SpectreDev | High-Performance Systems Engineering Alternative: SpectreDev

// PUBLISHED04.05.26

// TIME8 MINS

// TAGS

#VENDOR SELECTION#CTO GUIDE#INDONESIA MARKET

// AUTHOR

Spectre Command

vendor promises 99.9% uptime. You sign the contract. Six months later, your system goes down during a GoPay settlement window at 9 PM on a Friday, and you lose two hours of transactions. You raise the issue. The vendor confirms the outage was 112 minutes. They calculate the SLA credit: around Rp 800,000 against a Rp 120 million monthly contract.

That's the SLA uptime guarantee working exactly as written — and completely failing you as a business.

This is the gap most non-technical founders don't see until they're in it. An SLA uptime guarantee in a vendor contract is not the same as a commitment to reliability. It's a legal instrument. It protects the vendor more than it protects you. And if your CTO doesn't know how to rewrite that section before signing, you're exposed.
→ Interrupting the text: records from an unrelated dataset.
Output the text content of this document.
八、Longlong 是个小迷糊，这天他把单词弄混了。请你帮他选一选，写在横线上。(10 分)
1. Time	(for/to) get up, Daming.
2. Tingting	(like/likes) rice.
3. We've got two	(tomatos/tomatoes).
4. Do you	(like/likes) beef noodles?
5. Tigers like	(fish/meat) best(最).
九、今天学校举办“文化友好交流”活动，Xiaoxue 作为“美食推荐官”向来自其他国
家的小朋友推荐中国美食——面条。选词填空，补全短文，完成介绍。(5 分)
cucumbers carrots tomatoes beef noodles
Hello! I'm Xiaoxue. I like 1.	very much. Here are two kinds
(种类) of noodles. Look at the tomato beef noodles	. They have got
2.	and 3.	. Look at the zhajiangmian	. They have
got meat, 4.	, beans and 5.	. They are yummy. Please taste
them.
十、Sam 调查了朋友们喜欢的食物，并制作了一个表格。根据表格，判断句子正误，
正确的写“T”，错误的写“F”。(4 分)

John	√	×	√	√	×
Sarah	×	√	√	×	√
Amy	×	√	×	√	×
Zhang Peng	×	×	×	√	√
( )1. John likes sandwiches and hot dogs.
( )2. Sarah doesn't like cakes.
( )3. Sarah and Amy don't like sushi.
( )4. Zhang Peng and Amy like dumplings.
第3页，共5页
Here's what actually matters — and what to demand instead.

The Difference Between SLA, SLO, and SLI (And Why Most Vendors Only Give You One)
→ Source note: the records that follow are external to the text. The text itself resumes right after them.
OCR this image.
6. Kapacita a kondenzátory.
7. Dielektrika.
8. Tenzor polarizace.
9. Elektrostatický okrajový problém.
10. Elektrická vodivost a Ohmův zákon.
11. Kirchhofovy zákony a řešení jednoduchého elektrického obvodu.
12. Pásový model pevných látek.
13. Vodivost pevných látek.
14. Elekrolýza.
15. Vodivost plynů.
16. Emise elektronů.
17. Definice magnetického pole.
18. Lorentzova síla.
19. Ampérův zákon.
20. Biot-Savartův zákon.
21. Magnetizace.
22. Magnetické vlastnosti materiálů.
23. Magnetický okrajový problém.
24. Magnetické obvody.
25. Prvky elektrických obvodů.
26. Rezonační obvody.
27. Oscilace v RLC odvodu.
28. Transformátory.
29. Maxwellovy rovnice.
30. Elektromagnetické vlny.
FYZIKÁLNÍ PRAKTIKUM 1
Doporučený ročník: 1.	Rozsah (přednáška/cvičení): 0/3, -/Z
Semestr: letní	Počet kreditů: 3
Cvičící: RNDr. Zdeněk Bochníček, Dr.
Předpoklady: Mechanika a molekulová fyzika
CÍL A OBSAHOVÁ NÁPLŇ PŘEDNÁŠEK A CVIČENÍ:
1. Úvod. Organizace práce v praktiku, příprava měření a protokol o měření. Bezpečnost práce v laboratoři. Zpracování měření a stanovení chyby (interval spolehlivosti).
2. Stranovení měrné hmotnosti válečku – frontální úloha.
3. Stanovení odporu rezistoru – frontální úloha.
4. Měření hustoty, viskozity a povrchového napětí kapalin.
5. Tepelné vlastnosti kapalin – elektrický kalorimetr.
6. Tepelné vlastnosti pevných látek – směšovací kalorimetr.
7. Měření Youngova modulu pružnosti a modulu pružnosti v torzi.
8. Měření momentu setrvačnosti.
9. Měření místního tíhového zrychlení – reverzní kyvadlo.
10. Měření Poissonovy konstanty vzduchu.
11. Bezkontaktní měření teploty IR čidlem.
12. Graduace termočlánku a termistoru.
These three terms get used interchangeably in vendor conversations. They're not the same thing.

An SLI (Service Level Indicator) is the raw measurement. Response time, error rate, throughput, availability — a number you can observe. It's the metric itself.

An SLO (Service Level Objective) is the internal target your vendor sets for that metric. "We aim for 99.95% availability measured monthly, excluding scheduled maintenance." It's what they're trying to achieve. The SLO lives inside their engineering culture. You may never see it.

An SLA (Service Level Agreement) is the contractual commitment — and usually the weakest of the three. SLAs are written by lawyers, not engineers. They include exclusions, carve-outs, and remedies (usually credits) that are calibrated to be legally defensible rather than operationally meaningful.

The mistake most buyers make is treating the SLA as the reliability commitment. It isn't. The SLO is the reliability commitment. The SLA is the consequence structure when the SLO is missed.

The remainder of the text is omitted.